Desde que abandonó el cine narrativo, Godard se convirtió en un artista que divide. Por un lado están sus exégetas, que lo consideran una suerte de divinidad, un profeta dueño de una mirada genial sobre los temas más diversos y encuentran un significado especial en cada uno de sus planos. Por otro están sus detractores, que se irritan y lo odian de manera visceral, que lo ven poco menos que como un anciano caprichoso y presuntuoso. Una batalla dialéctica, estética e ideológica con bandos a esta altura irreconciliables.
En la línea de sus trabajos previos ( Film Socialisme, Adiós al lenguaje), El libro de imagen es una acumulación de imágenes, sonidos, carteles, citas y narraciones que funcionan asociándose, distorsionándose, potenciándose. Godard, a los 87 años, es como un DJ que samplea todos los elementos a su disposición.

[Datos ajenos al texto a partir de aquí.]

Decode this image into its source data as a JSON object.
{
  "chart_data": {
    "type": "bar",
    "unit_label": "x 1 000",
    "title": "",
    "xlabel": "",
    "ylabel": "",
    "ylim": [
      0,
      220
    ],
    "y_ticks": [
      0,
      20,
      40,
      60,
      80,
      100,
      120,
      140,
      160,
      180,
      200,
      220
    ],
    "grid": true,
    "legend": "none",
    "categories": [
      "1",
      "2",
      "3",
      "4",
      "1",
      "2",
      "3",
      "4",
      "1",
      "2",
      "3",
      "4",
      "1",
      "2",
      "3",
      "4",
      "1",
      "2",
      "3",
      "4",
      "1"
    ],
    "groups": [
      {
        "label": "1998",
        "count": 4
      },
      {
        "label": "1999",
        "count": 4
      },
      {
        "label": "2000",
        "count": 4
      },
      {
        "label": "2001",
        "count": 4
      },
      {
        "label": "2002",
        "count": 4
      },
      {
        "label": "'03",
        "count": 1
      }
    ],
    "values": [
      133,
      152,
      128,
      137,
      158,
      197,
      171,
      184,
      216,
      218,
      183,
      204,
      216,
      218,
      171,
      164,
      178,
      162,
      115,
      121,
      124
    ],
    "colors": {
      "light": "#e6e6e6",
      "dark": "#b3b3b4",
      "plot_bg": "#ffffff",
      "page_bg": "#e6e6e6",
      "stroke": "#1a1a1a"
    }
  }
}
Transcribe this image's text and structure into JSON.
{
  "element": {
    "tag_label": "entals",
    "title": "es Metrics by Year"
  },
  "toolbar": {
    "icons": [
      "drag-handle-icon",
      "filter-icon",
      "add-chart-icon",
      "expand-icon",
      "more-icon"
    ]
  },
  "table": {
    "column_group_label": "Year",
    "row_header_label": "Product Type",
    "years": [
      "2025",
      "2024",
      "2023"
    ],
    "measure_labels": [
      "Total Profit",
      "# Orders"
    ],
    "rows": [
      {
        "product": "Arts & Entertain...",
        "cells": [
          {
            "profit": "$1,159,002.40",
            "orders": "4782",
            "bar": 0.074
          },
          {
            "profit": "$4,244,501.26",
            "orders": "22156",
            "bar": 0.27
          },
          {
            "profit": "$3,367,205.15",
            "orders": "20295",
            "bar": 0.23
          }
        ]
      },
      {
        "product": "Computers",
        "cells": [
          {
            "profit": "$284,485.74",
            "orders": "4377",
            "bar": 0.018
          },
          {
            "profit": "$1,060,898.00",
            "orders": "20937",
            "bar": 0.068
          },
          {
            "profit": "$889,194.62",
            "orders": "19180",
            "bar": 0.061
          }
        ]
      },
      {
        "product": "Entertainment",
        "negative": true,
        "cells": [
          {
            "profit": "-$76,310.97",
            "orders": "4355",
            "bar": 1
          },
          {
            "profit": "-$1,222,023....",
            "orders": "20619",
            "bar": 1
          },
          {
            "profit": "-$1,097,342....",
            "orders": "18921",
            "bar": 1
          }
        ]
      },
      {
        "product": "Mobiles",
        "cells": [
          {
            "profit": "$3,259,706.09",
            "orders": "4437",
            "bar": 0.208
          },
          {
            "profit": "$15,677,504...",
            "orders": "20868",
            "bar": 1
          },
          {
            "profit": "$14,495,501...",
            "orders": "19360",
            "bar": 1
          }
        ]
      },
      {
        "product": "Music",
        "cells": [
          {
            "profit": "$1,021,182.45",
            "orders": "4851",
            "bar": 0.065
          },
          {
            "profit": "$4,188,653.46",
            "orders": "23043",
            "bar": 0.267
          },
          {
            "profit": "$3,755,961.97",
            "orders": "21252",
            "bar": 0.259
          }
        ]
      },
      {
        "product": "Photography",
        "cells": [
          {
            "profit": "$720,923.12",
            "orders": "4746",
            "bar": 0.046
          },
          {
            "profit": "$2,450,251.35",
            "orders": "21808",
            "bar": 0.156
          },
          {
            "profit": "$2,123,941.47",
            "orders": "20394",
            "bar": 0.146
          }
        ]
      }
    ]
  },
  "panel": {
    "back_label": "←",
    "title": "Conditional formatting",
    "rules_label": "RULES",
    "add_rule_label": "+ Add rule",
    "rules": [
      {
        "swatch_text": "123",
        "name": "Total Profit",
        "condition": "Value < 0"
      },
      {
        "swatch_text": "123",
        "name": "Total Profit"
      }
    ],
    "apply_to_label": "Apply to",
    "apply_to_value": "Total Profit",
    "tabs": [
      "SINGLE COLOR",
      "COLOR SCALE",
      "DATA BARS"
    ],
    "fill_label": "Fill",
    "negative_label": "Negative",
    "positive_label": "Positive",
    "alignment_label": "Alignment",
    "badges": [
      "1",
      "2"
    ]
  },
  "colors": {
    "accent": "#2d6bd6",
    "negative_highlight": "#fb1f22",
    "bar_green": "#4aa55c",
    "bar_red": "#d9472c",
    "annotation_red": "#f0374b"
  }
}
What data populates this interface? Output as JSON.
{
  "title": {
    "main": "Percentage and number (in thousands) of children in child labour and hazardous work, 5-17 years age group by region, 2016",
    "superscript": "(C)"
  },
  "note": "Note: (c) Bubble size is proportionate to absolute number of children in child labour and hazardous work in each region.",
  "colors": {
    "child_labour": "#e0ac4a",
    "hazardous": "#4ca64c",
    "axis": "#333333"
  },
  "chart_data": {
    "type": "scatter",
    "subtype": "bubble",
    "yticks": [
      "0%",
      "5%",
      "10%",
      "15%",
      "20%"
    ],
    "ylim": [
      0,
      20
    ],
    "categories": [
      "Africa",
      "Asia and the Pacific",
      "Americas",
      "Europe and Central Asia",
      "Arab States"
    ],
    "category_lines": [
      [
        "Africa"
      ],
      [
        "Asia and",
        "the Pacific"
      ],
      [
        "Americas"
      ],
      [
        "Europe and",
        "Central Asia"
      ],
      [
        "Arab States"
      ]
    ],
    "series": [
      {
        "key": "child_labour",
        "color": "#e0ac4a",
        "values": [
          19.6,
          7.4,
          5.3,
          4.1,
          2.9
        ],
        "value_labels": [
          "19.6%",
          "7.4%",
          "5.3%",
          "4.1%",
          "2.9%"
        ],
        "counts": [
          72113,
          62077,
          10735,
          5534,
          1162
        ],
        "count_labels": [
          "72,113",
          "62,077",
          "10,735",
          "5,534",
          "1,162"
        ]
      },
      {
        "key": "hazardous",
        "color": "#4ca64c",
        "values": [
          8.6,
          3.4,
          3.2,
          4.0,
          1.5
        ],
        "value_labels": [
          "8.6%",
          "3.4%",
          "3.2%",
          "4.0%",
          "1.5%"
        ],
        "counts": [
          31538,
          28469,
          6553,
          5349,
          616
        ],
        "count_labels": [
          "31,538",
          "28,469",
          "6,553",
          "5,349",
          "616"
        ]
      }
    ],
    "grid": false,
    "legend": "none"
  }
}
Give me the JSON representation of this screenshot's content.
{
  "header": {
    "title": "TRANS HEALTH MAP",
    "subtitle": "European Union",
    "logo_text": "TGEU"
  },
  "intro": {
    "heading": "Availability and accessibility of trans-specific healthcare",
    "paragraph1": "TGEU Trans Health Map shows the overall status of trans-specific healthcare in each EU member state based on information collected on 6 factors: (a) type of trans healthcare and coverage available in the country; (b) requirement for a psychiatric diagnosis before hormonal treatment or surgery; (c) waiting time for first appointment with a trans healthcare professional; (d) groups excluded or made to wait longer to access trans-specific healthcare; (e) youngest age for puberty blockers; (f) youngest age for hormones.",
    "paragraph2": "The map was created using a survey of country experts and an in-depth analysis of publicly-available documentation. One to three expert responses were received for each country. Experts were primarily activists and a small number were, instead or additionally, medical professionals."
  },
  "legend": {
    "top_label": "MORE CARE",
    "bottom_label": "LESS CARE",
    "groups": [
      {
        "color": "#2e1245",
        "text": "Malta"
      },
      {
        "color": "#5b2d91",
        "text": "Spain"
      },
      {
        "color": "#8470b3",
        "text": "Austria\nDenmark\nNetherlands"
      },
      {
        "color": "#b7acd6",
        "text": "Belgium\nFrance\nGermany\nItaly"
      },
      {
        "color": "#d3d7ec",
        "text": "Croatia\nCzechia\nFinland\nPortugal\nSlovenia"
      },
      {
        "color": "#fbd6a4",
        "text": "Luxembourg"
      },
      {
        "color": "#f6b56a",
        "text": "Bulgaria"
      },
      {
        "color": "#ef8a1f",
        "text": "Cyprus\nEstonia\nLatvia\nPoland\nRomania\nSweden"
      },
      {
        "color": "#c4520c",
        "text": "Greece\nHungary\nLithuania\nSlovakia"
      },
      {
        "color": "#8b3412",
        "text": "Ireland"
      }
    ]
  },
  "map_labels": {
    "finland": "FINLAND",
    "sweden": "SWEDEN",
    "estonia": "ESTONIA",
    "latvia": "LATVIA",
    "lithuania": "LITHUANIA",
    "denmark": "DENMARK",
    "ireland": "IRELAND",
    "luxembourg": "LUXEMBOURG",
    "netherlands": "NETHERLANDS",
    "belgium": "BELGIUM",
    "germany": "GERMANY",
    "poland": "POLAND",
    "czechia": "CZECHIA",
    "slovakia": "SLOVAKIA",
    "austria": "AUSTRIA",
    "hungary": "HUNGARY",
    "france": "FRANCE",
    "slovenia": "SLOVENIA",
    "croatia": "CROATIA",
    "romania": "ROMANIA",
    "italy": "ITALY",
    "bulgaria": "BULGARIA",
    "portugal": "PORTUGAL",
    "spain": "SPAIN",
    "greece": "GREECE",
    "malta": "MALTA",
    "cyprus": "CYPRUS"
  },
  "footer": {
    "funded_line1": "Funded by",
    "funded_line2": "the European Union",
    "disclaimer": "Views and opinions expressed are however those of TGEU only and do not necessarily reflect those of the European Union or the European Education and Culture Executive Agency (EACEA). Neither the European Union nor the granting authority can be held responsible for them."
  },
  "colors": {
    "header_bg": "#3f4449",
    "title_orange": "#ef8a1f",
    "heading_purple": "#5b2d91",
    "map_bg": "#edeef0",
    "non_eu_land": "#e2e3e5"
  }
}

La violencia política y el sufrimiento humano son las principales obsesiones de este film que surfea por Rusia y el mundo árabe, por la actualidad de los ataques terroristas, aunque todo el tiempo regresa a hechos del pasado ligados a todos los "ismos" (comunismo, nazismo, judaísmo, etcétera).
No faltan las citas literarias (Malraux, Goethe, Rimbaud) ni los fragmentos cinéfilos (escenas de Fenómenos hasta Johnny Guitar), pero más allá del patchwork visual, de esa apuesta siempre experimental en el tratamiento de las imágenes y los sonidos, Godard se muestra desesperanzado, agobiado, enojado y rebelde cual joven punk respecto de las miserias, contradicciones y los abusos de las clases dirigentes. La política -nos recuerda- está al servicio del poder y los intereses más oscuros y nefastos.